Some of the most thoughtful exchanges occur just prior to or post meetings. Consider that brilliant introvert on your team who remains silent in every meeting, but always seems to inspire you with a thoughtful idea shortly after in private. These informal interactions act as incubators for ideas elevating a team or project to the next level. It’s critical to have adaptable spaces that support a variety of interactions, formal to informal. Creating spaces to collaborate in a more casual, comfortable setting increases productivity by supporting workflow and decreases the need to schedule extraneous meetings.

Third Spaces

“Third spaces,” casual breakout areas both indoors and outdoors are becoming an increasingly important part of office design. These unique spaces support our natural need for variety of settings that engage our demanding high performance lifestyles. RDC has incorporated a variety of these “nooks.” Our community kitchen includes a 50-foot bar and café seating to complement the adjacent pedestrian street and to connect with both residents and visitors passing by along the Promenade. “Urban porches,” designed at the building’s entrance, orient our office’s primary gathering spaces to the street. These porches act as flexible spaces, serving as art galleries, pop-up shops and informal meeting hubs.

Adaptability & Community Integration

As the demand for creative office space grows, it’s important for developers to consider adaptability and to integrate one’s business into the overall community. Our move from a corporate tower to an urban street-level, adaptive reuse space — a former Nordstrom Rack — allowed the community to engage with us.

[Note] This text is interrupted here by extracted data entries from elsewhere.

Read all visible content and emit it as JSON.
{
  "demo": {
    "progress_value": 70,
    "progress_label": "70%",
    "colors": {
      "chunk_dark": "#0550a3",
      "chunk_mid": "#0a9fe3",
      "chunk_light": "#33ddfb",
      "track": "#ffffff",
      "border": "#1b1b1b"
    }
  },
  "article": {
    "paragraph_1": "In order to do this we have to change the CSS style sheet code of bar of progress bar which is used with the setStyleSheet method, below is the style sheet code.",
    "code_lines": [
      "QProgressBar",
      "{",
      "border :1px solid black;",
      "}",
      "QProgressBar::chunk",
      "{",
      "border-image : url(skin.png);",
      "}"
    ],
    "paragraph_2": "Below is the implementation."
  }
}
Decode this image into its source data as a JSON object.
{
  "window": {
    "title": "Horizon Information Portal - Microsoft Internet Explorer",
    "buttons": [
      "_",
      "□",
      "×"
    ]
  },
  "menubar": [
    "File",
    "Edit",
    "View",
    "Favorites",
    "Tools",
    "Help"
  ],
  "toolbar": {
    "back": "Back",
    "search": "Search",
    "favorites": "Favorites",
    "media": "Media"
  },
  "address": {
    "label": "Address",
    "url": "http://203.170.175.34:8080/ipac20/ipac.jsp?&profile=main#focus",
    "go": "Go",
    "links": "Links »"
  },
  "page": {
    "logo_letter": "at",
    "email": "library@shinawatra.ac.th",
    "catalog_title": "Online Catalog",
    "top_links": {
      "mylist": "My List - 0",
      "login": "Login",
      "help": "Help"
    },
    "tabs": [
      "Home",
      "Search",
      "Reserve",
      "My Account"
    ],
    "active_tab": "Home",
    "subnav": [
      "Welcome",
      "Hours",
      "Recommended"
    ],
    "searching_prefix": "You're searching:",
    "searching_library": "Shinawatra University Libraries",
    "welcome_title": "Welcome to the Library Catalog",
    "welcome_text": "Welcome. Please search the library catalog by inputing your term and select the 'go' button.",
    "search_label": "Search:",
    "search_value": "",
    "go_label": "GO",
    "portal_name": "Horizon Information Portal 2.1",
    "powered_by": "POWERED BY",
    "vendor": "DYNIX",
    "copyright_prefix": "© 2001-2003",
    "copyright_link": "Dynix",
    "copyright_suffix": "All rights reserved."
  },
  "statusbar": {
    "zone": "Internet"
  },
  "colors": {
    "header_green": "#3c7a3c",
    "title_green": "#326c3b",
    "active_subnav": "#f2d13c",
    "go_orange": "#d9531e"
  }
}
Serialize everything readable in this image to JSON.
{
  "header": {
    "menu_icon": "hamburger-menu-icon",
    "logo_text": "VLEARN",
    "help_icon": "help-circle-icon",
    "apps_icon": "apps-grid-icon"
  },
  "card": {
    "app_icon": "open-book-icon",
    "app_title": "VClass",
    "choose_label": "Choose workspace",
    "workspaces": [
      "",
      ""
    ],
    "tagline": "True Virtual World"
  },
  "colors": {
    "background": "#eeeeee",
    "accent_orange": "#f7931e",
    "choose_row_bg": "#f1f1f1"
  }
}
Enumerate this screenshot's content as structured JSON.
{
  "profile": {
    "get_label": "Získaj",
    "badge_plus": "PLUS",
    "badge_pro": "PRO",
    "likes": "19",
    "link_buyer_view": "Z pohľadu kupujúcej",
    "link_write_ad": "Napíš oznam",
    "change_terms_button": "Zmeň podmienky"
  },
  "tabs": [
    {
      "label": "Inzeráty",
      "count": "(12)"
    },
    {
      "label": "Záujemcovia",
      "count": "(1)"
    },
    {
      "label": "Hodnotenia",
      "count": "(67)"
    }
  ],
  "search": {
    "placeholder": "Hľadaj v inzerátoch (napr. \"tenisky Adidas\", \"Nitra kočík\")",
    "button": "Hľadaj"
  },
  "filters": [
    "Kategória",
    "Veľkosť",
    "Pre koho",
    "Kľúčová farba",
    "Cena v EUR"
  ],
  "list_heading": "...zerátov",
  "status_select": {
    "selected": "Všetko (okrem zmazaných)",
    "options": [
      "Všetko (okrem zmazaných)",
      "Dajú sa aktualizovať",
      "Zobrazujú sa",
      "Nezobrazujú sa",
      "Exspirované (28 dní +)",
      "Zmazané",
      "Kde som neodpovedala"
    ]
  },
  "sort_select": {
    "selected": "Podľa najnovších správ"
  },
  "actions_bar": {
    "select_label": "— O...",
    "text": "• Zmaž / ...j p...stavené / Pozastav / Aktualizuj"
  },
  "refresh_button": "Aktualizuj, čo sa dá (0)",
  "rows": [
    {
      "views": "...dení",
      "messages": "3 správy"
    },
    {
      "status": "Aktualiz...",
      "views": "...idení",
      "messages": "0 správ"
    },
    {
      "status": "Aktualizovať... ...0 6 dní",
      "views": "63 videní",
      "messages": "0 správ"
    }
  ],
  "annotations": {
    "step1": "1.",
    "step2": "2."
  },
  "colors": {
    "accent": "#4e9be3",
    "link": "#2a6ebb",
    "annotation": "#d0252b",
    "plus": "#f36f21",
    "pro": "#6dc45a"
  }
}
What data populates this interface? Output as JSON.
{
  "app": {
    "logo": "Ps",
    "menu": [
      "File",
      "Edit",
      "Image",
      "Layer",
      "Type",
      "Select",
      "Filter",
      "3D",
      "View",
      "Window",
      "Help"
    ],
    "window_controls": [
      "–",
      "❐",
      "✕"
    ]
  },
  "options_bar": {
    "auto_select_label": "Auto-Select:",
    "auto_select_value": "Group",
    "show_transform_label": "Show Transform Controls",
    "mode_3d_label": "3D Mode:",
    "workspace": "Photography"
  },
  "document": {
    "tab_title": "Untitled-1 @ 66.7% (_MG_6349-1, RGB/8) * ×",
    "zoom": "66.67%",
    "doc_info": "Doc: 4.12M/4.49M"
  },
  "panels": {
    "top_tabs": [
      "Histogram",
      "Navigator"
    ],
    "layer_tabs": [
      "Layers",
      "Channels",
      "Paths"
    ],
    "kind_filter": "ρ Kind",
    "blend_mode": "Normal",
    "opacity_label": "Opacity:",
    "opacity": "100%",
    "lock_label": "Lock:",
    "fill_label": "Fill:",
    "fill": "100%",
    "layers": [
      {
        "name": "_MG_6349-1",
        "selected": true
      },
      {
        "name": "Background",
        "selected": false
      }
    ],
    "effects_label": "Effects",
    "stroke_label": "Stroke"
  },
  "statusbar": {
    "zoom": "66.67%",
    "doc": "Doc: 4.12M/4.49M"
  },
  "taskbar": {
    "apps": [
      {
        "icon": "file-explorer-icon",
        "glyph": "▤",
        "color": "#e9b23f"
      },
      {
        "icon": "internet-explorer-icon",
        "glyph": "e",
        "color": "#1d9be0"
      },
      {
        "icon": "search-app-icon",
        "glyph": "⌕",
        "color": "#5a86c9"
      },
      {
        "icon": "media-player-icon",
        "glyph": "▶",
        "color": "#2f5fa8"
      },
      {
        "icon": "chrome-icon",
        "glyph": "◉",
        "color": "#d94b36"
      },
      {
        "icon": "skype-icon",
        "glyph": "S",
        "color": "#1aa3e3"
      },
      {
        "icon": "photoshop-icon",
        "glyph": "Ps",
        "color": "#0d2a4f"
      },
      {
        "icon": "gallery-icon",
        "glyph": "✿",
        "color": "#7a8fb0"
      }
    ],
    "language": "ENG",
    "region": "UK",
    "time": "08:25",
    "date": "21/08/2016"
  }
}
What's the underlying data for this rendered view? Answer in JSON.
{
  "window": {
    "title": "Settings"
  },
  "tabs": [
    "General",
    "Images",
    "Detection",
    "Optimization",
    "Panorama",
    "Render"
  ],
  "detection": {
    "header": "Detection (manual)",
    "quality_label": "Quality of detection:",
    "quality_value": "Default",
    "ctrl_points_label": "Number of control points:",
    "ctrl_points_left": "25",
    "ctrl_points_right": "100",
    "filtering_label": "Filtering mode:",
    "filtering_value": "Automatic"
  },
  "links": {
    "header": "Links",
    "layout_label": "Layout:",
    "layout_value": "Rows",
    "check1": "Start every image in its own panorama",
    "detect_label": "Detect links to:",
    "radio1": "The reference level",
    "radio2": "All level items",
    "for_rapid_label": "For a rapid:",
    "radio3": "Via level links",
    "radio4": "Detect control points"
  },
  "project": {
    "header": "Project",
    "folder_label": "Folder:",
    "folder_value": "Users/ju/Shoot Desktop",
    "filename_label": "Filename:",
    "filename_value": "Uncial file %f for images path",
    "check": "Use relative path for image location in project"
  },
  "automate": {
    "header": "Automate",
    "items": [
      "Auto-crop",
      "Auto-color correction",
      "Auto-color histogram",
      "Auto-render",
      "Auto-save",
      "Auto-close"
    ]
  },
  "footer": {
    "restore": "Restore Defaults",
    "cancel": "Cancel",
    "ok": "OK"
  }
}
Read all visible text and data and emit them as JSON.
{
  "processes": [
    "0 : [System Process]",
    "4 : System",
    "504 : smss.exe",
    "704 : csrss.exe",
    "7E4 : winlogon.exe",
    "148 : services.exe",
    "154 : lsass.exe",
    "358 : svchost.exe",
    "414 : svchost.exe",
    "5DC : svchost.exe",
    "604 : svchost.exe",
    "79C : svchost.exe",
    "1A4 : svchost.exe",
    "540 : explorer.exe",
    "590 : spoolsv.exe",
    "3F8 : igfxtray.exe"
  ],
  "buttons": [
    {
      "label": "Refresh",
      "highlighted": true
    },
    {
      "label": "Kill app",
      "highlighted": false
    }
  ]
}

This was a key initiative to have our space better align with our mission to rebuild and revitalize communities. Hosting community events and offering shared workspaces for nonprofits, our office is an integral part of this thriving downtown community hub.

Health & Wellness Driving Employee Satisfaction

Since The WELL Building Standard’s launch in 2013, more and more companies have prioritized supporting employees’ health and wellness. According to the International WELL Building Institute’s website and a Dodge Analytics study, 69 percent of building owners believe that healthy building features support employee job satisfaction. A big part of mental health stems from company culture. In addition to offering adjustable height desks; we offer amenities like FluidStance motion boards to promote standing and proper posture, which contributes to reducing chronic back pain.

Beyond the Open Office

We are seeing many companies use the allure of an open-layout office as an excuse to jam-pack employees into benching, common desks. Unfortunately, this can provide more opportunity for distractions and inefficiency. Successful office design uses a design process, programming, including pre- and post-occupancy surveys, to creatively integrate a company’s culture, vision and needs. This is particularly relevant as Generation Z enters the workforce. While they appreciate open and collaborative office culture, they also seek balance with their own sense of space. Huddle rooms and private spaces with full technical capabilities give employees access to quiet spaces.

Sara Hickman is sustainability director for Retail Design Collaborative, while Jonathan Lopez is associate principal and design director for the company.